In other words, it can find identical files on the filesystem and tell BTRFS they are the same – so you only store one copy of the data rather than N copies (kind of similar to how you could manually use hard links to de-duplicate files).
Anyway, installation of bedup is straight forward enough (see it’s README.md file, unfortunately it’s not packaged for Debian).
The only catch I found was that by default it doesn’t look to de-duplicate files smaller than 8Mb, and I needed to either call ‘sync’ or use the –flush argument if I’d only recently copied/created files on disk.
Random example of usage :
root@box:/test/wordpress# cp wordpress-4.5.2.tar.gz wordpress-4.5.2.tar.gz.copy root@box:/test/wordpress# ls -l .... -rw-r--r-- 1 root root 7770470 May 22 15:12 wordpress-4.5.2.tar.gz -rw-r--r-- 1 root root 7770470 May 22 15:12 wordpress-4.5.2.tar.gz.copy root@box:/test/wordpress# /usr/local/bin/bedup dedup /test/ --sizecutoff=1024 --flush ... Scanning volume /test/ generations from 473678 to 473681, with size cutoff 1024 00.01 Scanned 81 retained 2 Deduplicating filesystem Deduplicated: - '/test/wordpress/wordpress-4.5.2.tar.gz' - '/test/wordpress/wordpress-4.5.2.tar.gz.copy' 00.19 Size group 1/1 (7770470) sampled 2 hashed 2 freed 7770470 00.02 Committing tracking state
Interesting bits :
- “freed” is bytes, so we’ve “saved” ~7.5mb here.

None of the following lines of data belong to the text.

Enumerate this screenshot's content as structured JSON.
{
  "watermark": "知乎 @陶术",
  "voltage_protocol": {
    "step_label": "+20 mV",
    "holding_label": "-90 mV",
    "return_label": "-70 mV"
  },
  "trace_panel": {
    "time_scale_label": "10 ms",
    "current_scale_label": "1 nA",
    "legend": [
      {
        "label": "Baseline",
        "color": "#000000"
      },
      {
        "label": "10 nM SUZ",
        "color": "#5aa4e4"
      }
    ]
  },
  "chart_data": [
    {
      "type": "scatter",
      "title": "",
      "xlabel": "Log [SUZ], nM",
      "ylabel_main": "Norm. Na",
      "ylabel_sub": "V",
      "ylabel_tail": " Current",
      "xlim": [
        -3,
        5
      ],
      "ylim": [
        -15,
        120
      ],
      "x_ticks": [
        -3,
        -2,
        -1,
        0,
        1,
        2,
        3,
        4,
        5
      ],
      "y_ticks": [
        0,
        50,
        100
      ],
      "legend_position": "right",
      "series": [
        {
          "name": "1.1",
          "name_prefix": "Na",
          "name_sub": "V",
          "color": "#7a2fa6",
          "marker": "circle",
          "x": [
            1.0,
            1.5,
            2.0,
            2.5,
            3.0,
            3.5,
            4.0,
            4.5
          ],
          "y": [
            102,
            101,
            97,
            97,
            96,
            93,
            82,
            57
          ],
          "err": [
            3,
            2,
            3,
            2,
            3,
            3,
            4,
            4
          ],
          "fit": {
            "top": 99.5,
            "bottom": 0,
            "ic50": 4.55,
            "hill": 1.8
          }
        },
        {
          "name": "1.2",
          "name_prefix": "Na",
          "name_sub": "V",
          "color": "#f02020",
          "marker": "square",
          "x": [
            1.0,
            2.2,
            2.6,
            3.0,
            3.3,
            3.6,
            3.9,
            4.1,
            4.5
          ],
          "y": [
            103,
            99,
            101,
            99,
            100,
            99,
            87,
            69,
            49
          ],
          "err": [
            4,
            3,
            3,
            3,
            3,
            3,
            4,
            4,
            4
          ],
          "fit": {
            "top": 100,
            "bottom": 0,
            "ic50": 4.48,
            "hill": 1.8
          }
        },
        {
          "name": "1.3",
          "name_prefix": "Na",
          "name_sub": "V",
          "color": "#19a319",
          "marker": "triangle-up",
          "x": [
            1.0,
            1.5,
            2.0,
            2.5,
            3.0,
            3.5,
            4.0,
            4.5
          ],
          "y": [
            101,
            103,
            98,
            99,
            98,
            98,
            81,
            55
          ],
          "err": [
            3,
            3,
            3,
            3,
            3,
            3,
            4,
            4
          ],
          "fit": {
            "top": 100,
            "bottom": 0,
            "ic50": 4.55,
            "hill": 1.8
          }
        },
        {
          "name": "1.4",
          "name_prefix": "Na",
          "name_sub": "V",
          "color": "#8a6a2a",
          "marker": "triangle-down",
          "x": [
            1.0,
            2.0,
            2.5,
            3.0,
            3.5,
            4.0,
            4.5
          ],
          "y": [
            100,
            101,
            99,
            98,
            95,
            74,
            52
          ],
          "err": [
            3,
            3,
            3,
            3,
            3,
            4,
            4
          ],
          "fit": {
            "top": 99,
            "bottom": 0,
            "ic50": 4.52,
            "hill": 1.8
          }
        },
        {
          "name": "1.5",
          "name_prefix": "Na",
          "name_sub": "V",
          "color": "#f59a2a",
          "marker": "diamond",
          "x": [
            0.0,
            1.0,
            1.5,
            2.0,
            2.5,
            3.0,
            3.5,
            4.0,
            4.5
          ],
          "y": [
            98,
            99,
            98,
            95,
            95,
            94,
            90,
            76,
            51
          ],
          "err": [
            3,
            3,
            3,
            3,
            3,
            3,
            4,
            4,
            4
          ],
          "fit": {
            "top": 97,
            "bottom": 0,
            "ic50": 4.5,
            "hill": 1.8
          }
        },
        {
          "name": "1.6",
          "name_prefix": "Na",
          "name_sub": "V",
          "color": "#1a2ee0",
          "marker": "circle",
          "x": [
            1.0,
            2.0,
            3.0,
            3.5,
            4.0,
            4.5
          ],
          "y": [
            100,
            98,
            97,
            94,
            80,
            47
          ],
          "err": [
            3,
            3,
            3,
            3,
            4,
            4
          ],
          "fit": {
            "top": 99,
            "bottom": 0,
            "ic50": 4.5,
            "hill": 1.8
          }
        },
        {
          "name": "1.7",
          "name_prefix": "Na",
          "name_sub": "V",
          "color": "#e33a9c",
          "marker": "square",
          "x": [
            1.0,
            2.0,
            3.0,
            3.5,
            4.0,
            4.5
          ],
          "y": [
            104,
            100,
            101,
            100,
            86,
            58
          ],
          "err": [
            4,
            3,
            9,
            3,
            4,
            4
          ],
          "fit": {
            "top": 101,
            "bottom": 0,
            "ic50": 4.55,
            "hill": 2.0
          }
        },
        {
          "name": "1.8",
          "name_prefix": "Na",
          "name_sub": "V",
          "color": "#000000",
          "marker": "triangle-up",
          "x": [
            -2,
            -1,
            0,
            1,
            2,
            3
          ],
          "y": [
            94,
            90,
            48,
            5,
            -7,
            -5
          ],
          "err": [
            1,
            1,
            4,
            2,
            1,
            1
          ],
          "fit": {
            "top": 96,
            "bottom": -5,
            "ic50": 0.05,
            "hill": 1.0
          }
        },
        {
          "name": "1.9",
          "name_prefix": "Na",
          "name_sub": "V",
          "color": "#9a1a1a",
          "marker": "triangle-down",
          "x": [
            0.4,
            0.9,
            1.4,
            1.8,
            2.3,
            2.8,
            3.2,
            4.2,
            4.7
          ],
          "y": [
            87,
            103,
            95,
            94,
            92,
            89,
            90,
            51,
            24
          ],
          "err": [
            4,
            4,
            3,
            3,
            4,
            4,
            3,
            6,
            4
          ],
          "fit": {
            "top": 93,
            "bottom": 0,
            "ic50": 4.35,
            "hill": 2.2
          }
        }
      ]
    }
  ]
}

- “–size-cutoff=1024” – so we’re only going to de-duplicate files larger than 1kb.
Does it also dedup individual blocks ?
That be nice really for vm images.
bedup – is only at the file level as far as I understand it.
A BTRFS snapshot would allow for more sharing (parts within a file) but I’m don’t know what chunk size is used.